It would appear that the current method used to manage the Ebola epidemic is not effective- in all 3 categories, namely tracing, quarantine and vaccination . Maybe we should be following more closely the model used by WHO to manage the smallpox epidemic.
Colette Flight in her BBC documentary entitled Smallpox:Eradicating the Scourge details how the WHO after passing a resolution in 1959 to undertake global eradication of smallpox began by using intensive tracing, enforced mass quarantine and extensive vaccination programs, to eradicate this disease which in the 20th century alone killed an estimated 300 million.
http://www.bbc.co.uk/history/british/empire_seapower/smallpox_01.shtml
For example when smallpox was introduced in Wales in 1962 by a traveller from Pakistan in 1966, most of the Wales population over 900,000 individuals were vaccinated. Similarly when a traveller with smallpox visited Kosovo. the entire population of Yugoslavia- some 18 million were vaccinated.

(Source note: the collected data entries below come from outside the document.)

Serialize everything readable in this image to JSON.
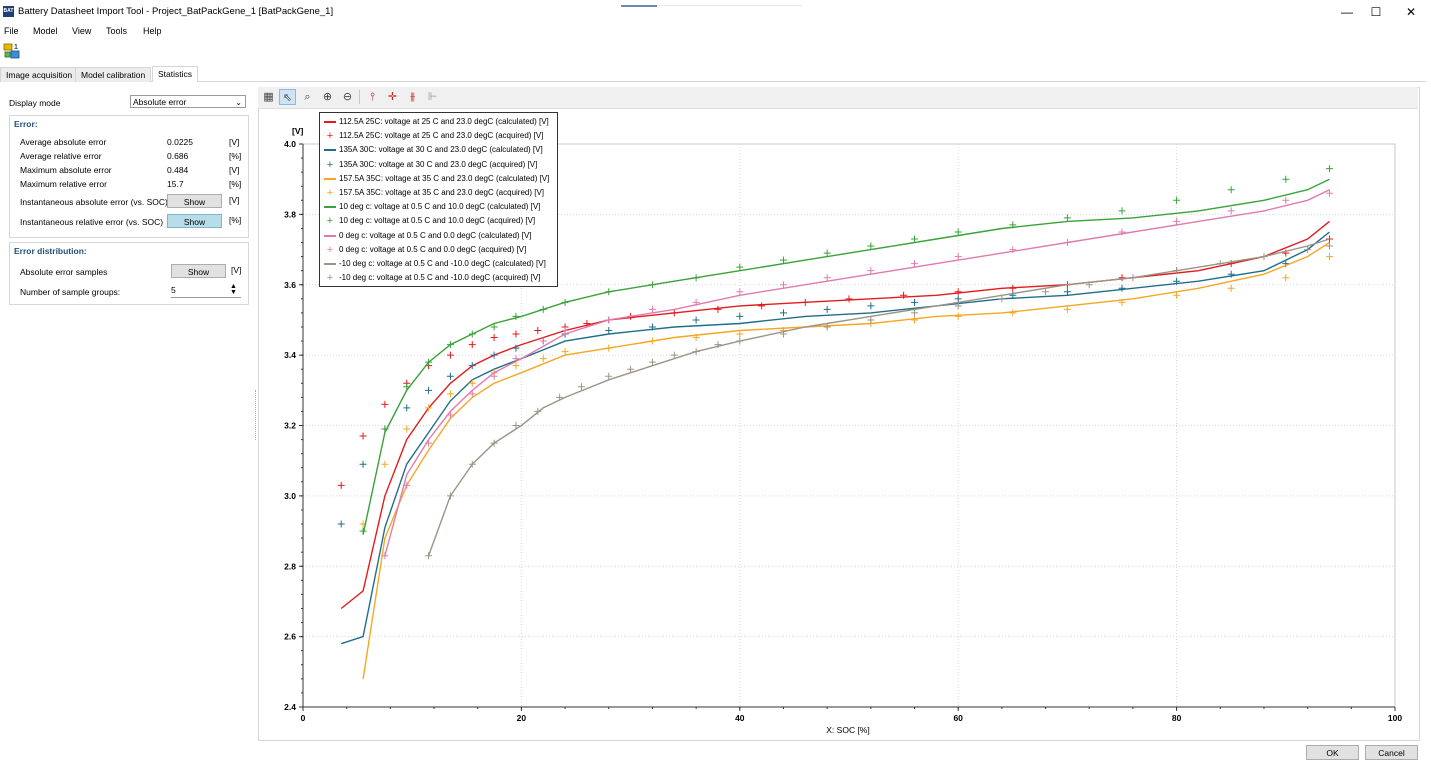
{
  "window": {
    "app_icon_text": "BAT",
    "title": "Battery Datasheet Import Tool - Project_BatPackGene_1 [BatPackGene_1]",
    "minimize": "—",
    "maximize": "☐",
    "close": "✕"
  },
  "menu": [
    "File",
    "Model",
    "View",
    "Tools",
    "Help"
  ],
  "tabs": [
    "Image acquisition",
    "Model calibration",
    "Statistics"
  ],
  "left": {
    "display_mode_label": "Display mode",
    "display_mode_value": "Absolute error",
    "error_title": "Error:",
    "rows": [
      {
        "label": "Average absolute error",
        "value": "0.0225",
        "unit": "[V]"
      },
      {
        "label": "Average relative error",
        "value": "0.686",
        "unit": "[%]"
      },
      {
        "label": "Maximum absolute error",
        "value": "0.484",
        "unit": "[V]"
      },
      {
        "label": "Maximum relative error",
        "value": "15.7",
        "unit": "[%]"
      }
    ],
    "inst_abs_label": "Instantaneous absolute error (vs. SOC)",
    "inst_abs_unit": "[V]",
    "inst_rel_label": "Instantaneous relative error (vs. SOC)",
    "inst_rel_unit": "[%]",
    "show_label": "Show",
    "dist_title": "Error distribution:",
    "abs_samples_label": "Absolute error samples",
    "abs_samples_unit": "[V]",
    "groups_label": "Number of sample groups:",
    "groups_value": "5",
    "spin_up": "▲",
    "spin_down": "▼"
  },
  "buttons": {
    "ok": "OK",
    "cancel": "Cancel"
  },
  "chart_data": {
    "type": "line",
    "xlabel": "X: SOC [%]",
    "ylabel": "[V]",
    "xlim": [
      0,
      100
    ],
    "ylim": [
      2.4,
      4.0
    ],
    "xticks": [
      0,
      20,
      40,
      60,
      80,
      100
    ],
    "yticks": [
      2.4,
      2.6,
      2.8,
      3.0,
      3.2,
      3.4,
      3.6,
      3.8,
      4.0
    ],
    "grid": true,
    "legend_position": "top-left",
    "series": [
      {
        "name": "112.5A 25C: voltage at 25 C and 23.0 degC (calculated) [V]",
        "color": "#e41a1c",
        "style": "line",
        "x": [
          3.5,
          5.5,
          7.5,
          9.5,
          11.5,
          13.5,
          15.5,
          17.5,
          20,
          24,
          28,
          34,
          40,
          46,
          52,
          58,
          64,
          70,
          76,
          82,
          88,
          92,
          94
        ],
        "y": [
          2.68,
          2.73,
          3.0,
          3.16,
          3.25,
          3.32,
          3.37,
          3.4,
          3.43,
          3.47,
          3.5,
          3.52,
          3.54,
          3.55,
          3.56,
          3.57,
          3.59,
          3.6,
          3.62,
          3.64,
          3.68,
          3.73,
          3.78
        ]
      },
      {
        "name": "112.5A 25C: voltage at 25 C and 23.0 degC (acquired) [V]",
        "color": "#e41a1c",
        "style": "marker",
        "x": [
          3.5,
          5.5,
          7.5,
          9.5,
          11.5,
          13.5,
          15.5,
          17.5,
          19.5,
          21.5,
          24,
          26,
          28,
          30,
          34,
          38,
          42,
          46,
          50,
          55,
          60,
          65,
          70,
          75,
          80,
          85,
          90,
          94
        ],
        "y": [
          3.03,
          3.17,
          3.26,
          3.32,
          3.37,
          3.4,
          3.43,
          3.45,
          3.46,
          3.47,
          3.48,
          3.49,
          3.5,
          3.51,
          3.52,
          3.53,
          3.54,
          3.55,
          3.56,
          3.57,
          3.58,
          3.59,
          3.6,
          3.62,
          3.64,
          3.66,
          3.69,
          3.73
        ]
      },
      {
        "name": "135A 30C: voltage at 30 C and 23.0 degC (calculated) [V]",
        "color": "#1f6f8b",
        "style": "line",
        "x": [
          3.5,
          5.5,
          7.5,
          9.5,
          11.5,
          13.5,
          15.5,
          17.5,
          20,
          24,
          28,
          34,
          40,
          46,
          52,
          58,
          64,
          70,
          76,
          82,
          88,
          92,
          94
        ],
        "y": [
          2.58,
          2.6,
          2.91,
          3.09,
          3.18,
          3.27,
          3.33,
          3.36,
          3.39,
          3.44,
          3.46,
          3.48,
          3.49,
          3.51,
          3.52,
          3.54,
          3.56,
          3.57,
          3.59,
          3.61,
          3.64,
          3.7,
          3.75
        ]
      },
      {
        "name": "135A 30C: voltage at 30 C and 23.0 degC (acquired) [V]",
        "color": "#1f6f8b",
        "style": "marker",
        "x": [
          3.5,
          5.5,
          7.5,
          9.5,
          11.5,
          13.5,
          15.5,
          17.5,
          19.5,
          22,
          24,
          28,
          32,
          36,
          40,
          44,
          48,
          52,
          56,
          60,
          65,
          70,
          75,
          80,
          85,
          90,
          94
        ],
        "y": [
          2.92,
          3.09,
          3.19,
          3.25,
          3.3,
          3.34,
          3.37,
          3.4,
          3.42,
          3.44,
          3.46,
          3.47,
          3.48,
          3.5,
          3.51,
          3.52,
          3.53,
          3.54,
          3.55,
          3.56,
          3.57,
          3.58,
          3.59,
          3.61,
          3.63,
          3.66,
          3.71
        ]
      },
      {
        "name": "157.5A 35C: voltage at 35 C and 23.0 degC (calculated) [V]",
        "color": "#f5a623",
        "style": "line",
        "x": [
          5.5,
          7.5,
          9.5,
          11.5,
          13.5,
          15.5,
          17.5,
          20,
          24,
          28,
          34,
          40,
          46,
          52,
          58,
          64,
          70,
          76,
          82,
          88,
          92,
          94
        ],
        "y": [
          2.48,
          2.88,
          3.03,
          3.13,
          3.22,
          3.28,
          3.32,
          3.35,
          3.4,
          3.42,
          3.45,
          3.47,
          3.48,
          3.49,
          3.51,
          3.52,
          3.54,
          3.56,
          3.59,
          3.63,
          3.68,
          3.72
        ]
      },
      {
        "name": "157.5A 35C: voltage at 35 C and 23.0 degC (acquired) [V]",
        "color": "#f5a623",
        "style": "marker",
        "x": [
          5.5,
          7.5,
          9.5,
          11.5,
          13.5,
          15.5,
          17.5,
          19.5,
          22,
          24,
          28,
          32,
          36,
          40,
          44,
          48,
          52,
          56,
          60,
          65,
          70,
          75,
          80,
          85,
          90,
          94
        ],
        "y": [
          2.92,
          3.09,
          3.19,
          3.25,
          3.29,
          3.32,
          3.35,
          3.37,
          3.39,
          3.41,
          3.42,
          3.44,
          3.45,
          3.46,
          3.47,
          3.48,
          3.49,
          3.5,
          3.51,
          3.52,
          3.53,
          3.55,
          3.57,
          3.59,
          3.62,
          3.68
        ]
      },
      {
        "name": "10 deg c: voltage at 0.5 C and 10.0 degC (calculated) [V]",
        "color": "#3aa23a",
        "style": "line",
        "x": [
          5.5,
          7.5,
          9.5,
          11.5,
          13.5,
          15.5,
          17.5,
          20,
          24,
          28,
          34,
          40,
          46,
          52,
          58,
          64,
          70,
          76,
          82,
          88,
          92,
          94
        ],
        "y": [
          2.89,
          3.18,
          3.3,
          3.38,
          3.43,
          3.46,
          3.49,
          3.51,
          3.55,
          3.58,
          3.61,
          3.64,
          3.67,
          3.7,
          3.73,
          3.76,
          3.78,
          3.79,
          3.81,
          3.84,
          3.87,
          3.9
        ]
      },
      {
        "name": "10 deg c: voltage at 0.5 C and 10.0 degC (acquired) [V]",
        "color": "#3aa23a",
        "style": "marker",
        "x": [
          5.5,
          7.5,
          9.5,
          11.5,
          13.5,
          15.5,
          17.5,
          19.5,
          22,
          24,
          28,
          32,
          36,
          40,
          44,
          48,
          52,
          56,
          60,
          65,
          70,
          75,
          80,
          85,
          90,
          94
        ],
        "y": [
          2.9,
          3.19,
          3.31,
          3.38,
          3.43,
          3.46,
          3.48,
          3.51,
          3.53,
          3.55,
          3.58,
          3.6,
          3.62,
          3.65,
          3.67,
          3.69,
          3.71,
          3.73,
          3.75,
          3.77,
          3.79,
          3.81,
          3.84,
          3.87,
          3.9,
          3.93
        ]
      },
      {
        "name": "0 deg c: voltage at 0.5 C and 0.0 degC (calculated) [V]",
        "color": "#e07bb0",
        "style": "line",
        "x": [
          7.5,
          9.5,
          11.5,
          13.5,
          15.5,
          17.5,
          20,
          24,
          28,
          34,
          40,
          46,
          52,
          58,
          64,
          70,
          76,
          82,
          88,
          92,
          94
        ],
        "y": [
          2.83,
          3.06,
          3.16,
          3.24,
          3.3,
          3.35,
          3.39,
          3.46,
          3.5,
          3.53,
          3.57,
          3.6,
          3.63,
          3.66,
          3.69,
          3.72,
          3.75,
          3.78,
          3.81,
          3.84,
          3.87
        ]
      },
      {
        "name": "0 deg c: voltage at 0.5 C and 0.0 degC (acquired) [V]",
        "color": "#e07bb0",
        "style": "marker",
        "x": [
          7.5,
          9.5,
          11.5,
          13.5,
          15.5,
          17.5,
          19.5,
          22,
          24,
          28,
          32,
          36,
          40,
          44,
          48,
          52,
          56,
          60,
          65,
          70,
          75,
          80,
          85,
          90,
          94
        ],
        "y": [
          2.83,
          3.03,
          3.15,
          3.23,
          3.29,
          3.34,
          3.39,
          3.44,
          3.47,
          3.5,
          3.53,
          3.55,
          3.58,
          3.6,
          3.62,
          3.64,
          3.66,
          3.68,
          3.7,
          3.72,
          3.75,
          3.78,
          3.81,
          3.84,
          3.86
        ]
      },
      {
        "name": "-10 deg c: voltage at 0.5 C and -10.0 degC (calculated) [V]",
        "color": "#9b9588",
        "style": "line",
        "x": [
          11.5,
          13.5,
          15.5,
          17.5,
          20,
          22,
          24,
          28,
          32,
          36,
          40,
          46,
          52,
          58,
          64,
          70,
          76,
          82,
          88,
          92,
          94
        ],
        "y": [
          2.83,
          3.0,
          3.09,
          3.15,
          3.2,
          3.25,
          3.28,
          3.33,
          3.37,
          3.41,
          3.44,
          3.48,
          3.51,
          3.54,
          3.57,
          3.6,
          3.62,
          3.65,
          3.68,
          3.71,
          3.73
        ]
      },
      {
        "name": "-10 deg c: voltage at 0.5 C and -10.0 degC (acquired) [V]",
        "color": "#9b9588",
        "style": "marker",
        "x": [
          11.5,
          13.5,
          15.5,
          17.5,
          19.5,
          21.5,
          23.5,
          25.5,
          28,
          30,
          32,
          34,
          36,
          38,
          40,
          44,
          48,
          52,
          56,
          60,
          64,
          68,
          72,
          76,
          80,
          84,
          88,
          92,
          94
        ],
        "y": [
          2.83,
          3.0,
          3.09,
          3.15,
          3.2,
          3.24,
          3.28,
          3.31,
          3.34,
          3.36,
          3.38,
          3.4,
          3.41,
          3.43,
          3.44,
          3.46,
          3.48,
          3.5,
          3.52,
          3.54,
          3.56,
          3.58,
          3.6,
          3.62,
          3.64,
          3.66,
          3.68,
          3.7,
          3.71
        ]
      }
    ]
  }
}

This BBC report details the management of the last natural case of smallpox which occurred in Somali in 1967 in a 23-year -old hospital cook in Merca who was never successfully vaccinated.After an intensive tracing and vaccinated program, 54,777 people were vaccinated in the next 2 weeks. two years later the team was able to announce that the disease was finally gone.- Except for the accidental contamination by a medical photographer at the University of Birmingham in September 1977 .This photographer died from the infection but her mother who developed smallpox survived.

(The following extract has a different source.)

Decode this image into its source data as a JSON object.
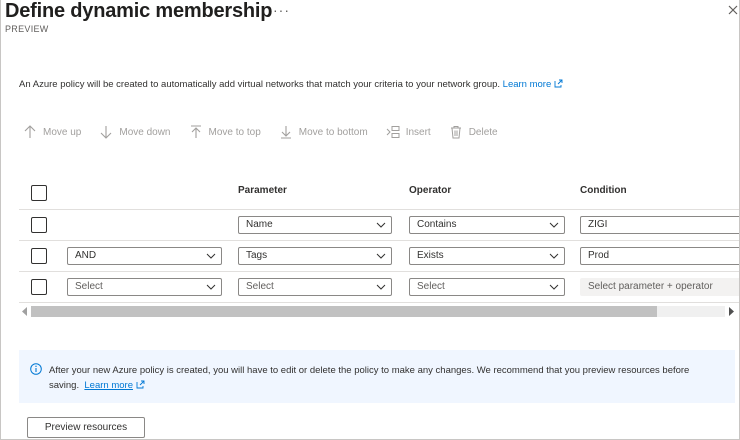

As a footnote in 1984 it was agreed that smallpox be kept in only 2 WHO approved laboratories- America and Russia. Although the world Health Assembly has passed resolutions that these stocks be destroyed , this has never been done. Since its now over 3 decades since smallpox has been eradicated that portion of the world population under 30 have no immunity, there is always the threat not only of an accidental infection but with the more sinister mode that of biological warfare.